Wohnungsmarktbarometer

Cover Wohnungsmarktbarometer 2025

Die Stadt Bochum hat das Wohnungsmarktbarometer 2025 veröffentlicht. Darin werden Preisentwicklungen auf dem Wohnungsmarkt sowie Befragungen von Marktakteur:innen thematisiert. Die Zahlen zeigen die weiter verschärfende Wohnungsnot in Bochum.
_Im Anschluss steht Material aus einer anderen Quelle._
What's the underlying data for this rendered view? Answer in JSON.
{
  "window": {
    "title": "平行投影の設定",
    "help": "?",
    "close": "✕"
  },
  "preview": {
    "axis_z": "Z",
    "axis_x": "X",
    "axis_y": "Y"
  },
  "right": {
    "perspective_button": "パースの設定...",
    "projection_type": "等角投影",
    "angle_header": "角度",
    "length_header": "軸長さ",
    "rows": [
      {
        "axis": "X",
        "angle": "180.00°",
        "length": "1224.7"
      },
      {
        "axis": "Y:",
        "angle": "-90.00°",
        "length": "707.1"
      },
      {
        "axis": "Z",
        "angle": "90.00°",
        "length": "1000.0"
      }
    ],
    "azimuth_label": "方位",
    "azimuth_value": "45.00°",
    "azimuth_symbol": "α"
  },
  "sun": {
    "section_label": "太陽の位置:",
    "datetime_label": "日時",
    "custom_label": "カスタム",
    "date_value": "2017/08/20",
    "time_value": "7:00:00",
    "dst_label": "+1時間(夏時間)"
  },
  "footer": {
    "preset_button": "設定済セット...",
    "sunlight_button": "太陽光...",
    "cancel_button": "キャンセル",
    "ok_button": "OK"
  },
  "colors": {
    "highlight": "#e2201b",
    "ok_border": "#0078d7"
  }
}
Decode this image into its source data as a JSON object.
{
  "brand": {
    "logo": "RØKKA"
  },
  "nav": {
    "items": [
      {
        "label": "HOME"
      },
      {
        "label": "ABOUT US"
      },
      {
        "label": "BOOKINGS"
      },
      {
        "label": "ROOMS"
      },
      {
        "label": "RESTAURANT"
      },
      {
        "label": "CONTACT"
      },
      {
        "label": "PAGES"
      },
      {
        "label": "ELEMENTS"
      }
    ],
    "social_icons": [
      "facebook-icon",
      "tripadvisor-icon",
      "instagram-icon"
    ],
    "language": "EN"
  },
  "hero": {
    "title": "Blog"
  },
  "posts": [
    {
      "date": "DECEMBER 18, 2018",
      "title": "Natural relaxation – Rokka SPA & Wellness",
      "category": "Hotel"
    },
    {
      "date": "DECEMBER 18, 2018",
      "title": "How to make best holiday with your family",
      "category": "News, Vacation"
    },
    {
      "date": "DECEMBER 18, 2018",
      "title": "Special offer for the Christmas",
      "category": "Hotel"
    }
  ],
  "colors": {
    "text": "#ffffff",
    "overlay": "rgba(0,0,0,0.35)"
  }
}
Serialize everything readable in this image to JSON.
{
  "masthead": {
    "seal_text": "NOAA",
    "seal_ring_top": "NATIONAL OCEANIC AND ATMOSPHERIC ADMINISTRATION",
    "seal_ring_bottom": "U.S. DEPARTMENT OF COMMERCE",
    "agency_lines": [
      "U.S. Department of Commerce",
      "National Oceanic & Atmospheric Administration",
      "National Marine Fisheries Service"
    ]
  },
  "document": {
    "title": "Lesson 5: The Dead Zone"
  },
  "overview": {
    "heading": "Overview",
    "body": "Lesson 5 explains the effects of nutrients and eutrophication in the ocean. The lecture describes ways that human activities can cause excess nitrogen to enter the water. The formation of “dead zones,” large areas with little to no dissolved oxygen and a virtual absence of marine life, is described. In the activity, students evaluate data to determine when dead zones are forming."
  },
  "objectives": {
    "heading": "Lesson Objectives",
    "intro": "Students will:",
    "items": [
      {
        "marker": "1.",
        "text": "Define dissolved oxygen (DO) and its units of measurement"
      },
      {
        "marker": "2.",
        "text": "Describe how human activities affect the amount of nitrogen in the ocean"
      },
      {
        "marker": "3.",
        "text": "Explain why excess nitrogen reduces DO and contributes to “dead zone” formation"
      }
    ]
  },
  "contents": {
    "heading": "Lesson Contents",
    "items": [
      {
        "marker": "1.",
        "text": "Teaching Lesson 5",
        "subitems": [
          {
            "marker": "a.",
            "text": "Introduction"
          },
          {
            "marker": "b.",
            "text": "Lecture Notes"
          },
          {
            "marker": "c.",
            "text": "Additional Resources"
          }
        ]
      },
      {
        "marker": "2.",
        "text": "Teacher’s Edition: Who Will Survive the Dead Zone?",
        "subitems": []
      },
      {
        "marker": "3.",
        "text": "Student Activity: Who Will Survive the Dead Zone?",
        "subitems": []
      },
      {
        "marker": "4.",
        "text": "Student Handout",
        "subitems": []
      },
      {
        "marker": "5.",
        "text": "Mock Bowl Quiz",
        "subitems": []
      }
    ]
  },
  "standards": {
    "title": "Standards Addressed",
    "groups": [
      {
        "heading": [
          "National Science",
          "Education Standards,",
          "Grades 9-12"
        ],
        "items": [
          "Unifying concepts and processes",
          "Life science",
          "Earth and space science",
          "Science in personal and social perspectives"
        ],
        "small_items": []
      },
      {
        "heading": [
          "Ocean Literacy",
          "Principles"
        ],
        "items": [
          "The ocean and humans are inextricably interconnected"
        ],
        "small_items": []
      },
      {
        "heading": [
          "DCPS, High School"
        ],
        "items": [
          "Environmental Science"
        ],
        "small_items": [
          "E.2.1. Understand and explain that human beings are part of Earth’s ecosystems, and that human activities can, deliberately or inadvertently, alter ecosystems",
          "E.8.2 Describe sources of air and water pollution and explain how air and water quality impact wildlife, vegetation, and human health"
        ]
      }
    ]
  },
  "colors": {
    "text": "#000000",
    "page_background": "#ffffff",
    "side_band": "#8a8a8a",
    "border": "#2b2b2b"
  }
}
Weite Teile des Wohnungsmarktes sind der Erhebung nach angespannt bis sehr angespannt.

Die wichtigsten Ergebnisse sind:

– Das Angebot an Wohnungen, die innerhalb der Angemessenheitsgrenzen für Kosten der Unterkunft liegen, ist für alle Haushaltsgrößen rückläufig.

– Die Anzahl an Sozialwohnungen auf 6 Prozent gesunken.

– Gleichzeitig zeigt das Wohnungsmarktbarometer, dass geförderte Wohnungen eine massive preisdämpfende Wirkung haben. Diese liegen im Median mehr als ein Drittel unter den Mieten freifinanzierter Wohnungen.

– Ähnliche Unterschiede wurden zwischen den Miethöhen im Mietspiegel und den Angebotsmieten festgestellt. Die Folge ist eine verringerte Anzahl an Wohnungsangeboten, denn viele Menschen können sich einen Umzug wegen der hohen Angebotsmieten nicht mehr leisten.

– Der Anstieg der Angebotsmieten hat sich weiter fortgesetzt. Im Bestand stiegen diese innerhalb nur eines Jahres um 5,7 Prozent, im Neubau gar um fast 14 Prozent auf 13,56€/m².

– Die Leerstandquote bei den abgefragten professionellen Vermietern ist mit 1 Prozent kurzfristig vermietbarer Wohnungen weiter gesunken.

– Besonders betroffen sind weiterhin einkommensschwache Haushalte, Familien, Alleinerziehede, Senior:innen und Haushalte im SGB-II-Bezug. Auch größere Wohnungen sind kaum verfügbar und überdurchschnittlich teuer.

– Der Anteil barrierefreier oder -armer Wohnungen bleibt extrem gering.

Dem Fazit im Wohnungsmarktbarometer schließt sich der Mieterverein an, gebraucht würden geförderte Mietwohnungen. Aus Sicht des Mietervereins Bochum bestätigt das Wohnungsmarktbarometer 2025 die seit Jahren erhobenen Forderungen nach besserem Schutz für Mieter:innen und der Erhöhung des Angebots bezahlbarer Wohnngen. Die Daten zeigen wieder einmal eindeutig, dass der Markt nicht in der Lage ist, bezahlbaren Wohnraum aus eigener Dynamik bereitzustellen. Der Rückgang des Sozialwohnungsbestandes steht in direktem Widerspruch zum nachgewiesenen Bedarf. Gerade weil geförderte Wohnungen nachweislich eine starke mietdämpfende Wirkung haben, braucht es mehr statt weniger Sozialwohnungen. Die Erwartung im Handlungskonzept geht dagegen davon aus, den jährlichen Verlust auf 150 Wohnungen zu begrenzen.

Neubau ist zur Entspannung des Wohnungsmarktes derzeit wenig hilfreich. Dazu trägt die anhaltenden Baukrise durch hohe Zinsen, gestiegene Baukosten und Fachkräftemangel bei. Es entstehen kaum mehr Wohnungen als abgerissen werden. Die fertiggestellten Mietwohnungen liegen wie oben beschrieben fast beim Doppelten des Bochumer Mietspiegels.

Kein Thema in der Broschüre ist das Zustand der Bochumer Wohnungen. Dies ist in unserer Beratung ein immer wichtigeres Thema, was nicht überraschen sollte. Aus verschiedenen Statistiken ist der überalterte und energetisch schlechte Zustand der Bochumer Wohnungen bekannt. Daher braucht es Anstrengungen, damit diese weitgehend im bezahlbaren Bereich liegenden Wohnungen erhalten bleiben. Dafür kann die Stadt Druck ausüben und Unterstützung für überforderte Vermieter:innen anbieten, die keine ausreichende Instandhaltung leisten oder gar Wohnungen leer stehen lassen.

Mieterinnen und Mieter können gegen erheblichen Instandhaltungsstau ihrer Wohnung auch die städtische Wohnungsaufsicht kontaktieren. Gegen Ihnen bekannten Leerstand und drohenden Abriss hilft die neue Wohnraumschutzsatzung. Seit Kurzem können Sie auch  über die Webseite der Stadt Bochum auf leerstehende und abrissgefährdete Wohnungen hinweisen.